We sweep \(N \in \{3, 5, 7, 9, 11\}\) and measure the frequency.

stage_counts = [3, 5, 7, 9, 11]
frequencies = []
n_save_sweep = 4000

for n in stage_counts:
    grp, sz, pm = build_ring_netlist(n)
    slv = analyze_circuit(grp, sz, backend="klu_split")

    hg = eqx.tree_at(lambda s: s.g_leak, slv, 1e-2)
    ys_src = hg.solve_dc_source(grp, jnp.zeros(sz), n_steps=20)
    y_init = slv.solve_dc_gmin(grp, ys_src, g_start=1e-2, n_steps=30)

    if not bool(jnp.all(jnp.isfinite(y_init))):
        print(f"  N={n}: DC diverged")
        frequencies.append(float("nan"))
        continue

    run = setup_transient(grp, slv, transient_solver=TrapFactorizedTransientSolver)
    sa = diffrax.SaveAt(ts=jnp.linspace(0.0, T_END, n_save_sweep))
    sa_w = diffrax.SaveAt(ts=jnp.linspace(0.0, 2 * DT, n_save_sweep))
    ms = int(2 * T_END / DT)
    ctrl = diffrax.ConstantStepSize()

    _ = run(t0=0.0, t1=2*DT, dt0=DT, y0=y_init, saveat=sa_w,
            max_steps=ms, stepsize_controller=ctrl).ys.block_until_ready()
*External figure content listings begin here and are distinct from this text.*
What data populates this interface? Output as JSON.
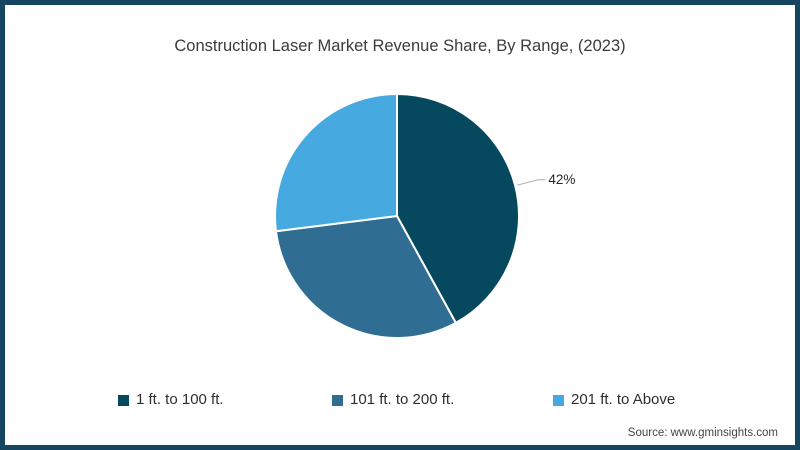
{
  "page": {
    "background": "#ffffff",
    "border_color": "#15455f"
  },
  "header": {
    "title": "Construction Laser Market Revenue Share, By Range, (2023)"
  },
  "chart_data": {
    "type": "pie",
    "title": "Construction Laser Market Revenue Share, By Range, (2023)",
    "unit": "%",
    "direction": "clockwise",
    "start_angle_deg": 0,
    "legend_position": "bottom",
    "separator_color": "#ffffff",
    "leader_line_color": "#a6a6a6",
    "data_label_color": "#262626",
    "slices": [
      {
        "label": "1 ft. to 100 ft.",
        "value": 42,
        "color": "#06495f",
        "data_label": "42%"
      },
      {
        "label": "101 ft. to 200 ft.",
        "value": 31,
        "color": "#2f6e92",
        "data_label": ""
      },
      {
        "label": "201 ft. to Above",
        "value": 27,
        "color": "#46aae1",
        "data_label": ""
      }
    ]
  },
  "footer": {
    "source": "Source: www.gminsights.com"
  }
}
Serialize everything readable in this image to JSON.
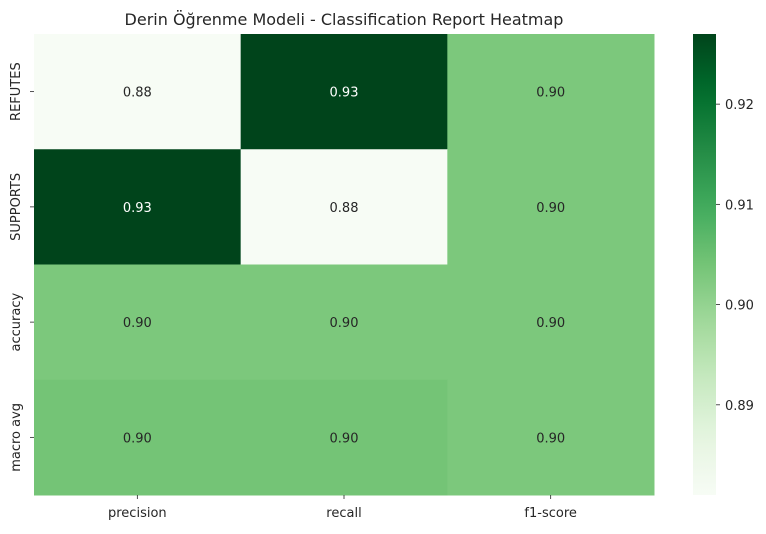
{
  "chart_data": {
    "type": "heatmap",
    "title": "Derin Öğrenme Modeli - Classification Report Heatmap",
    "xlabel": "",
    "ylabel": "",
    "x_categories": [
      "precision",
      "recall",
      "f1-score"
    ],
    "y_categories": [
      "REFUTES",
      "SUPPORTS",
      "accuracy",
      "macro avg"
    ],
    "values": [
      [
        0.881,
        0.927,
        0.903
      ],
      [
        0.927,
        0.881,
        0.903
      ],
      [
        0.903,
        0.903,
        0.903
      ],
      [
        0.904,
        0.904,
        0.903
      ]
    ],
    "annotations": [
      [
        "0.88",
        "0.93",
        "0.90"
      ],
      [
        "0.93",
        "0.88",
        "0.90"
      ],
      [
        "0.90",
        "0.90",
        "0.90"
      ],
      [
        "0.90",
        "0.90",
        "0.90"
      ]
    ],
    "colormap": "Greens",
    "color_range": [
      0.881,
      0.927
    ],
    "colorbar_ticks": [
      0.89,
      0.9,
      0.91,
      0.92
    ],
    "colorbar_tick_labels": [
      "0.89",
      "0.90",
      "0.91",
      "0.92"
    ],
    "legend": "colorbar-right",
    "grid": false
  }
}
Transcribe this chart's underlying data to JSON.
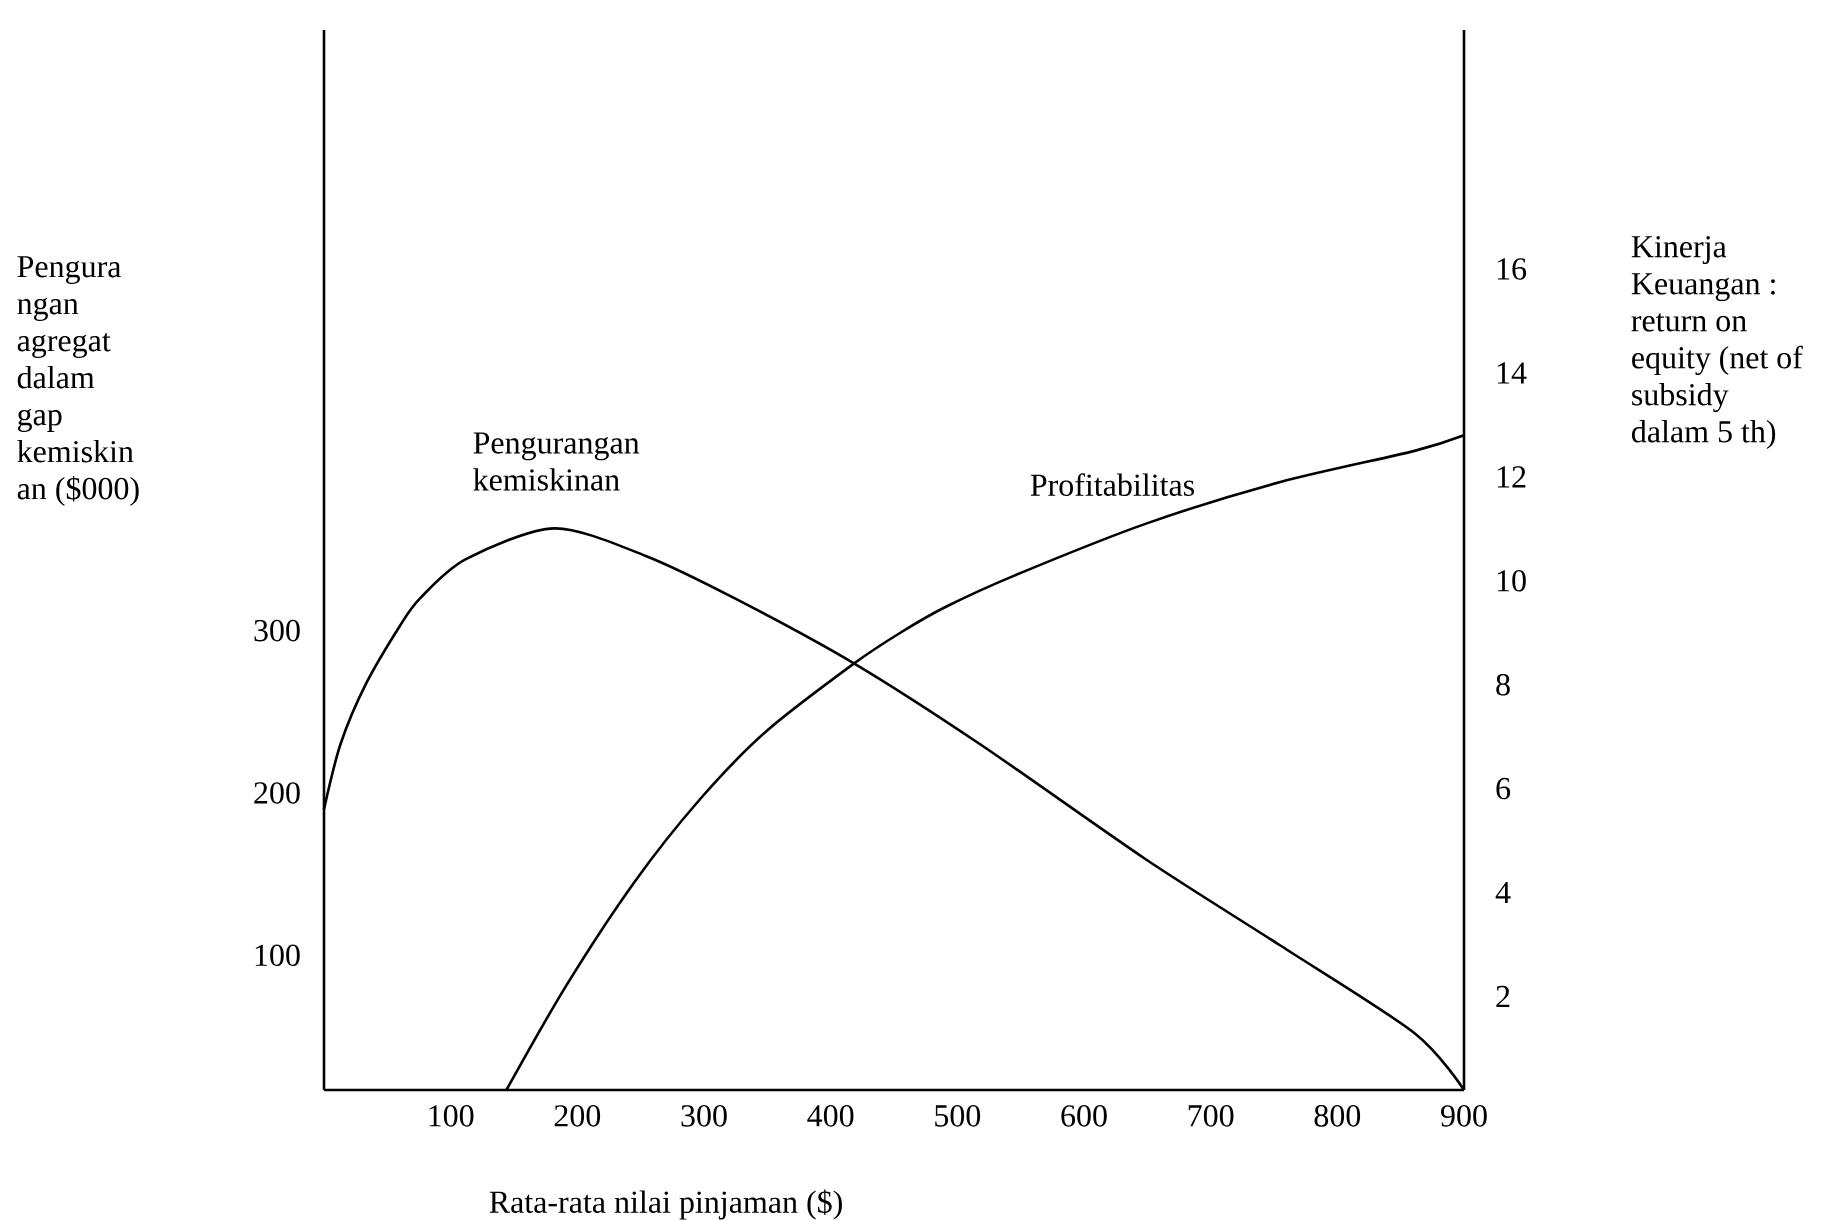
{
  "chart_data": {
    "type": "line",
    "xlabel": "Rata-rata nilai pinjaman ($)",
    "ylabel": "Pengura ngan agregat dalam gap kemiskin an ($000)",
    "y2label": "Kinerja Keuangan : return on equity (net of subsidy dalam 5 th)",
    "xlim": [
      0,
      900
    ],
    "xticks": [
      100,
      200,
      300,
      400,
      500,
      600,
      700,
      800,
      900
    ],
    "ylim": [
      17,
      670
    ],
    "yticks": [
      100,
      200,
      300
    ],
    "y2lim": [
      0.2,
      20.6
    ],
    "y2ticks": [
      2,
      4,
      6,
      8,
      10,
      12,
      14,
      16
    ],
    "series": [
      {
        "name": "Pengurangan kemiskinan",
        "color": "#000000",
        "x": [
          0,
          13,
          33,
          60,
          76,
          112,
          182,
          254,
          324,
          418,
          518,
          649,
          755,
          861,
          900
        ],
        "values": [
          190,
          230,
          267,
          303,
          320,
          344,
          363,
          346,
          320,
          280,
          230,
          159,
          106,
          52,
          17
        ]
      },
      {
        "name": "Profitabilitas",
        "color": "#000000",
        "axis": "y2",
        "x": [
          144,
          191,
          245,
          297,
          349,
          418,
          455,
          491,
          545,
          649,
          755,
          861,
          900
        ],
        "values": [
          0.2,
          2.2,
          4.2,
          5.8,
          7.1,
          8.4,
          9.0,
          9.5,
          10.1,
          11.1,
          11.9,
          12.5,
          12.8
        ]
      }
    ]
  }
}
    s = run(t0=0.0, t1=T_END, dt0=DT, y0=y_init, saveat=sa,
            max_steps=ms, stepsize_controller=ctrl)
    s.ys.block_until_ready()

    t_arr = np.asarray(s.ts)
    v_arr = np.asarray(s.ys[:, pm["n1,p1"]])
    m = t_arr > 50e-9
    f = freq_from_crossings(t_arr[m], v_arr[m])
    frequencies.append(f)
    print(f"  N={n:2d}: {f / 1e6:.1f} MHz  (gate delay = {1e12 / (2 * n * f):.1f} ps)")
  N= 3: 907.9 MHz  (gate delay = 183.6 ps)


  N= 5: 523.6 MHz  (gate delay = 191.0 ps)


  N= 7: 372.5 MHz  (gate delay = 191.8 ps)


  N= 9: 289.6 MHz  (gate delay = 191.8 ps)


  N=11: 237.0 MHz  (gate delay = 191.8 ps)
stage_arr = np.array(stage_counts, dtype=float)
freq_arr = np.array(frequencies)
valid = np.isfinite(freq_arr)

fig, (ax1, ax2) = plt.subplots(1, 2, figsize=(10, 3.5))

# Frequency vs N
ax1.plot(stage_arr[valid], freq_arr[valid] / 1e6, "o-", linewidth=1.5, markersize=6)
# Ideal 1/N reference (normalised to N=3)
if valid[0]:
    f_ref = freq_arr[0]
    n_ref = stage_arr[0]
    ax1.plot(stage_arr[valid], f_ref * n_ref / stage_arr[valid] / 1e6,
             "--", color="gray", alpha=0.6, label=r"Ideal $1/N$")
    ax1.legend()
ax1.set_xlabel("Number of stages (N)")
ax1.set_ylabel("Frequency (MHz)")
ax1.set_title("Oscillation frequency vs. ring length")

# Gate delay vs N
gate_delays = 1e12 / (2 * stage_arr[valid] * freq_arr[valid])  # in ps
ax2.plot(stage_arr[valid], gate_delays, "s-", color="C1", linewidth=1.5, markersize=6)
ax2.set_xlabel("Number of stages (N)")
ax2.set_ylabel("Gate delay (ps)")
ax2.set_title("Propagation delay per stage")

fig.tight_layout()
plt.show()

png

Summary¤

This notebook demonstrated:

  • OSDI model loading via osdi_component — any Verilog-A model compiled by openvaf-reloaded can be used as a circulax component with zero code generation
  • Ring oscillator physics — the startup kick, self-sustaining oscillation, and \(\pi/N\) phase stagger between stages
  • Frequency extraction from both zero-crossings and FFT
  • Scaling behaviour — oscillation frequency vs. number of stages follows the expected \(1/N\) trend with a weakly N-dependent gate delay

The OSDI path through bosdi provides C-speed device evaluation while retaining the full flexibility of circulax's JAX-based solver stack — DC homotopy, implicit transient integration, and sparse KLU linear algebra.